Assuming for the moment that such a situation does exist, then the question becomes, How does one help extinguish such addictive conditional reactions once they have become established? Since the conditional reactions are occurring at the autonomic and perhaps cellular level and therefore are out of the person's conscious awareness, then exclusively conscious attempts to control such reactions are not likely to meet with success. The control or extinction of such reactions will have to involve extinction that is also not entirely in one's consciousness.

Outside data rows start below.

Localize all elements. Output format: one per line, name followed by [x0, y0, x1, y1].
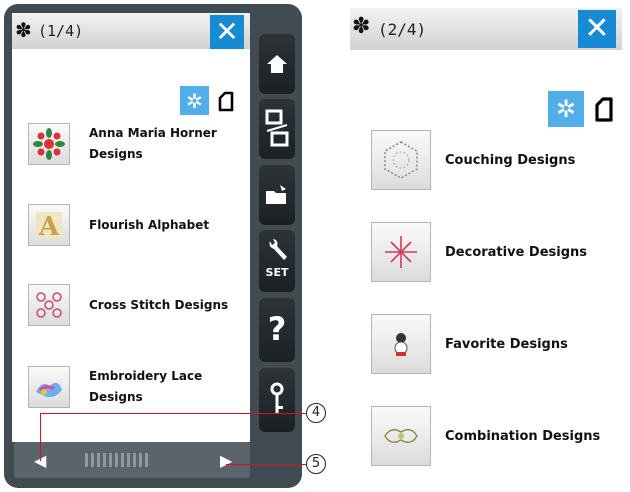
callout-line-4-vertical: [40, 413, 41, 461]
list-item[interactable]: Decorative Designs: [350, 222, 587, 282]
callout-4: 4: [306, 403, 326, 423]
hoop-view-toggle[interactable]: [586, 91, 622, 127]
hoop-icon: [595, 97, 613, 122]
item-label: Decorative Designs: [445, 244, 588, 260]
design-thumbnail: [28, 123, 70, 165]
wrench-icon: [269, 239, 287, 260]
design-thumbnail: [371, 130, 431, 190]
sewing-embroidery-icon: [265, 109, 289, 147]
item-label: Couching Designs: [445, 152, 576, 168]
list-item[interactable]: Couching Designs: [350, 130, 575, 190]
close-button[interactable]: ✕: [578, 10, 616, 48]
help-icon: ?: [267, 310, 287, 348]
page-nav-bar: ◀ ▶: [14, 442, 250, 478]
callout-line-4: [40, 413, 306, 414]
flower-icon: ✽: [15, 18, 32, 42]
list-item[interactable]: Cross Stitch Designs: [12, 284, 228, 326]
item-label: Favorite Designs: [445, 336, 568, 352]
close-button[interactable]: ✕: [210, 15, 244, 49]
flower-icon: ✲: [555, 95, 577, 123]
hoop-icon: [218, 91, 233, 111]
design-thumbnail: [371, 222, 431, 282]
list-item[interactable]: Favorite Designs: [350, 314, 568, 374]
item-label: Anna Maria Horner Designs: [89, 126, 217, 161]
flower-view-toggle[interactable]: ✲: [548, 91, 584, 127]
file-open-button[interactable]: [259, 165, 295, 225]
item-label: Embroidery Lace Designs: [89, 369, 203, 404]
flower-icon: ✽: [352, 14, 371, 39]
left-screen: ✽ (1/4) ✕ ✲ Anna Maria Horner Designs A …: [12, 13, 250, 442]
page-scroll-ticks: [85, 453, 148, 467]
design-thumbnail: [28, 366, 70, 408]
next-page-button[interactable]: ▶: [220, 451, 232, 470]
close-icon: ✕: [584, 11, 610, 46]
page-indicator: (1/4): [38, 22, 84, 40]
page-indicator: (2/4): [378, 20, 427, 39]
design-thumbnail: [371, 406, 431, 466]
callout-line-5: [226, 464, 306, 465]
lock-button[interactable]: [259, 368, 295, 432]
close-icon: ✕: [215, 15, 239, 48]
svg-text:A: A: [38, 212, 60, 242]
list-item[interactable]: Combination Designs: [350, 406, 600, 466]
design-thumbnail: [371, 314, 431, 374]
right-screen: ✽ (2/4) ✕ ✲ Couching Designs Decorative …: [350, 8, 622, 492]
callout-5: 5: [306, 454, 326, 474]
list-item[interactable]: Embroidery Lace Designs: [12, 366, 202, 408]
arrow-right-icon: ▶: [220, 451, 233, 470]
flower-icon: ✲: [186, 88, 203, 113]
design-thumbnail: [28, 284, 70, 326]
set-label: SET: [265, 266, 289, 279]
mode-switch-button[interactable]: [259, 99, 295, 159]
home-button[interactable]: [259, 34, 295, 94]
item-label: Combination Designs: [445, 428, 601, 444]
help-button[interactable]: ?: [259, 298, 295, 362]
flower-view-toggle[interactable]: ✲: [180, 86, 209, 115]
list-item[interactable]: A Flourish Alphabet: [12, 204, 209, 246]
item-label: Flourish Alphabet: [89, 217, 210, 232]
view-toggle: ✲: [180, 86, 240, 115]
settings-button[interactable]: SET: [259, 230, 295, 292]
view-toggle: ✲: [548, 91, 622, 127]
design-thumbnail: A: [28, 204, 70, 246]
home-icon: [267, 55, 287, 73]
item-label: Cross Stitch Designs: [89, 297, 229, 312]
list-item[interactable]: Anna Maria Horner Designs: [12, 123, 217, 165]
header-bar: ✽ (2/4) ✕: [350, 8, 622, 50]
header-bar: ✽ (1/4) ✕: [12, 13, 250, 49]
hoop-view-toggle[interactable]: [211, 86, 240, 115]
folder-icon: [266, 185, 286, 204]
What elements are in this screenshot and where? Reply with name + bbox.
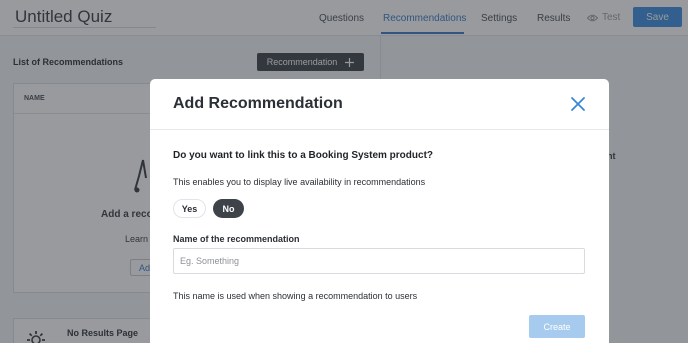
option-yes-button[interactable]: Yes [173, 199, 206, 218]
close-icon[interactable] [570, 96, 586, 112]
name-field-help: This name is used when showing a recomme… [173, 291, 418, 301]
option-no-button[interactable]: No [213, 199, 244, 218]
create-button[interactable]: Create [529, 315, 585, 338]
name-field-label: Name of the recommendation [173, 234, 300, 244]
modal-header: Add Recommendation [150, 79, 609, 130]
booking-description: This enables you to display live availab… [173, 177, 426, 187]
add-recommendation-modal: Add Recommendation Do you want to link t… [150, 79, 609, 343]
modal-title: Add Recommendation [173, 95, 343, 112]
recommendation-name-input[interactable] [173, 248, 585, 274]
booking-question: Do you want to link this to a Booking Sy… [173, 150, 434, 161]
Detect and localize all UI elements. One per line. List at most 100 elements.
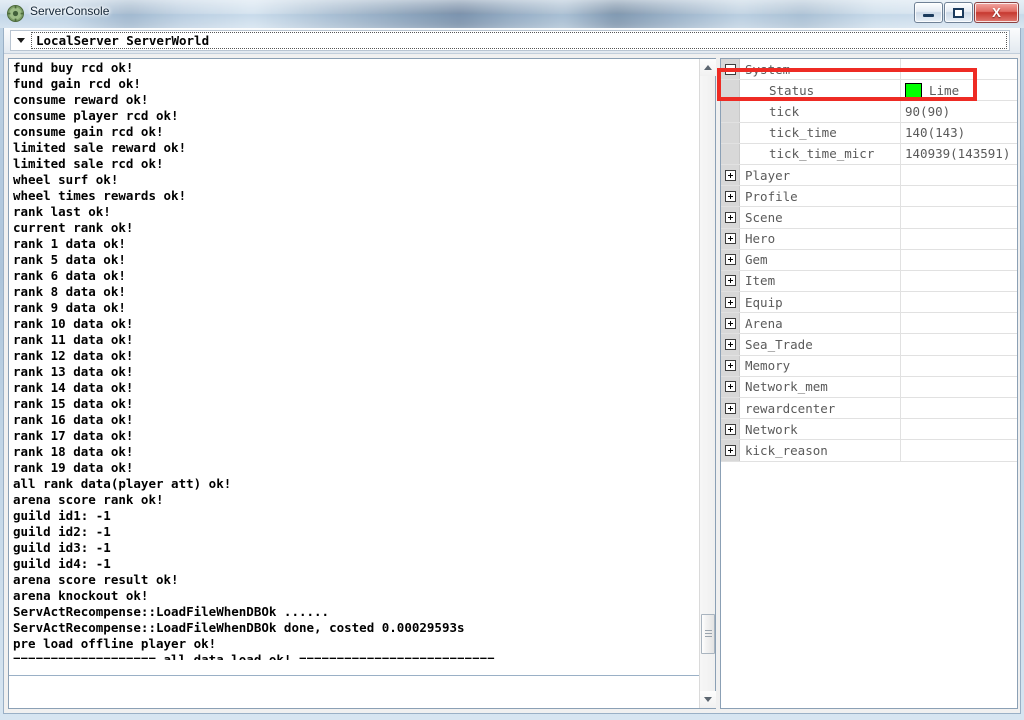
tree-row-label: Memory [740, 355, 901, 376]
minimize-button[interactable] [914, 2, 943, 23]
tree-row[interactable]: Gem [721, 249, 1017, 271]
tree-row-value [901, 250, 1017, 270]
expand-node-icon[interactable] [724, 169, 736, 181]
tree-row[interactable]: kick_reason [721, 440, 1017, 462]
tree-row-value [901, 356, 1017, 376]
tree-row-label: Status [740, 80, 901, 101]
tree-row-label: kick_reason [740, 440, 901, 461]
tree-row-gutter [721, 292, 740, 313]
expand-node-icon[interactable] [724, 360, 736, 372]
tree-row[interactable]: Profile [721, 186, 1017, 208]
property-tree-panel[interactable]: System Status Lime tick 90(90) tick_time 140(1… [720, 58, 1018, 709]
tree-row-label: tick_time_micr [740, 143, 901, 164]
tree-row[interactable]: Network_mem [721, 376, 1017, 398]
tree-row-value-text: Lime [929, 82, 960, 98]
close-button[interactable]: X [974, 2, 1019, 23]
expand-node-icon[interactable] [724, 402, 736, 414]
tree-row-value [901, 419, 1017, 439]
gear-icon [7, 5, 24, 22]
tree-row[interactable]: Item [721, 270, 1017, 293]
tree-row-value [901, 398, 1017, 418]
tree-row-gutter [721, 249, 740, 270]
chevron-down-icon[interactable] [11, 31, 31, 50]
tree-row-value: 140(143) [901, 123, 1017, 143]
tree-row-value: 140939(143591) [901, 144, 1017, 164]
tree-row-gutter [721, 440, 740, 461]
title-bar[interactable]: ServerConsole X [0, 0, 1024, 28]
tree-row-value [901, 377, 1017, 397]
tree-row-value-text: 140939(143591) [905, 146, 1011, 162]
tree-row-value [901, 59, 1017, 79]
tree-row-gutter [721, 101, 740, 122]
tree-row[interactable]: Hero [721, 228, 1017, 250]
tree-row[interactable]: Memory [721, 355, 1017, 377]
tree-row[interactable]: Arena [721, 313, 1017, 335]
tree-row[interactable]: tick_time_micr 140939(143591) [721, 143, 1017, 165]
tree-row-gutter [721, 80, 740, 101]
maximize-icon [945, 3, 972, 22]
tree-row[interactable]: rewardcenter [721, 398, 1017, 420]
tree-row[interactable]: System [721, 59, 1017, 81]
minimize-icon [915, 3, 942, 22]
tree-row-value [901, 313, 1017, 333]
log-scrollbar-thumb[interactable] [701, 614, 715, 654]
server-selector-value: LocalServer ServerWorld [31, 32, 1007, 49]
tree-row-label: Equip [740, 292, 901, 313]
expand-node-icon[interactable] [724, 233, 736, 245]
tree-row[interactable]: Player [721, 164, 1017, 187]
tree-row-value-text: 140(143) [905, 125, 966, 141]
tree-row-gutter [721, 419, 740, 440]
tree-row-gutter [721, 376, 740, 397]
tree-row-gutter [721, 207, 740, 228]
tree-row-gutter [721, 334, 740, 355]
tree-row-value-text: 90(90) [905, 103, 951, 119]
tree-row[interactable]: Equip [721, 292, 1017, 314]
tree-row[interactable]: Network [721, 419, 1017, 441]
expand-node-icon[interactable] [724, 317, 736, 329]
tree-row-gutter [721, 270, 740, 292]
tree-row[interactable]: Sea_Trade [721, 334, 1017, 356]
log-vertical-scrollbar[interactable] [699, 59, 716, 708]
expand-node-icon[interactable] [724, 254, 736, 266]
expand-node-icon[interactable] [724, 423, 736, 435]
expand-node-icon[interactable] [724, 444, 736, 456]
tree-row-gutter [721, 313, 740, 334]
log-scroll-area[interactable]: fund buy rcd ok! fund gain rcd ok! consu… [9, 59, 716, 708]
server-console-window: ServerConsole X LocalServer ServerWorld [0, 0, 1024, 720]
tree-row-value [901, 207, 1017, 227]
tree-row-gutter [721, 228, 740, 249]
log-output-text: fund buy rcd ok! fund gain rcd ok! consu… [13, 60, 495, 660]
expand-node-icon[interactable] [724, 190, 736, 202]
tree-row[interactable]: Status Lime [721, 80, 1017, 102]
log-panel: fund buy rcd ok! fund gain rcd ok! consu… [8, 58, 716, 709]
tree-row-label: System [740, 59, 901, 80]
tree-row[interactable]: tick_time 140(143) [721, 122, 1017, 144]
expand-node-icon[interactable] [724, 275, 736, 287]
maximize-button[interactable] [944, 2, 973, 23]
tree-row-gutter [721, 398, 740, 419]
server-selector-dropdown[interactable]: LocalServer ServerWorld [10, 30, 1010, 51]
tree-row-value [901, 440, 1017, 460]
log-command-input[interactable] [9, 675, 701, 708]
tree-row-label: Hero [740, 228, 901, 249]
expand-node-icon[interactable] [724, 296, 736, 308]
tree-row-value [901, 229, 1017, 249]
tree-row-label: Gem [740, 249, 901, 270]
tree-row-gutter [721, 59, 740, 80]
scroll-down-icon[interactable] [700, 691, 716, 708]
expand-node-icon[interactable] [724, 381, 736, 393]
tree-row[interactable]: Scene [721, 207, 1017, 229]
expand-node-icon[interactable] [724, 339, 736, 351]
tree-row[interactable]: tick 90(90) [721, 101, 1017, 123]
tree-row-label: Item [740, 270, 901, 292]
tree-row-gutter [721, 186, 740, 207]
expand-node-icon[interactable] [724, 211, 736, 223]
tree-row-label: rewardcenter [740, 398, 901, 419]
tree-row-label: tick [740, 101, 901, 122]
tree-row-label: Arena [740, 313, 901, 334]
tree-row-value: Lime [901, 80, 1017, 100]
collapse-node-icon[interactable] [724, 63, 736, 75]
tree-row-value [901, 165, 1017, 185]
tree-row-value [901, 292, 1017, 312]
scroll-up-icon[interactable] [700, 59, 716, 76]
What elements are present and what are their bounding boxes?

4.3.4 Multi-dimensional response classes

A conditioned response does not occur in only a single location. Variability in response location seems inevitable and has been considered important enough to warrant advances in automated techniques that quantify this aspect of behavior in great detail. For example, a response-reinforcer contingency generates more than the response topography necessary for reinforcer delivery. A given response is rarely repeated with the exact same force, duration and location. Yet, the typical key peck or lever press is treated as if the same response is repeated over and over as when we speak of rate of responding. The apparent inconsistency here stems from the fact that the repeated responses have several elements in common such as striking a key, yet differ in some other properties such as location or duration. The response class is defined by some of the common elements, usually consequences such as activating a certain detection device. Studying only one kind of element of the response may lead to conclusions that do not pertain to other elements. The variability in response location portrayed above provides visual aids to an understanding of the difference between descriptive and functional operants (cf. Section 4.1). Consider the data in Fig. 6 from Hori and Watanabe's (1987) experiment. The peck-food contingency generated pecks not only within but also outside the target area. These pecks were never reinforced, yet persisted. The class of functional operants thus encompasses not only pecks to the target area but also pecks outside. In addition, other elements of pecking, such as duration or force, may be functionally related to the peck-food contingency and would similarly be part of the functional operant. Thus, the operant response has many dimensions only few of which are studied customarily. The technology seems to be available for mapping of response classes and a conceptual step forward from the operant as being a one-dimensional response class to the operant as a set of response classes or a multi-dimensional response class.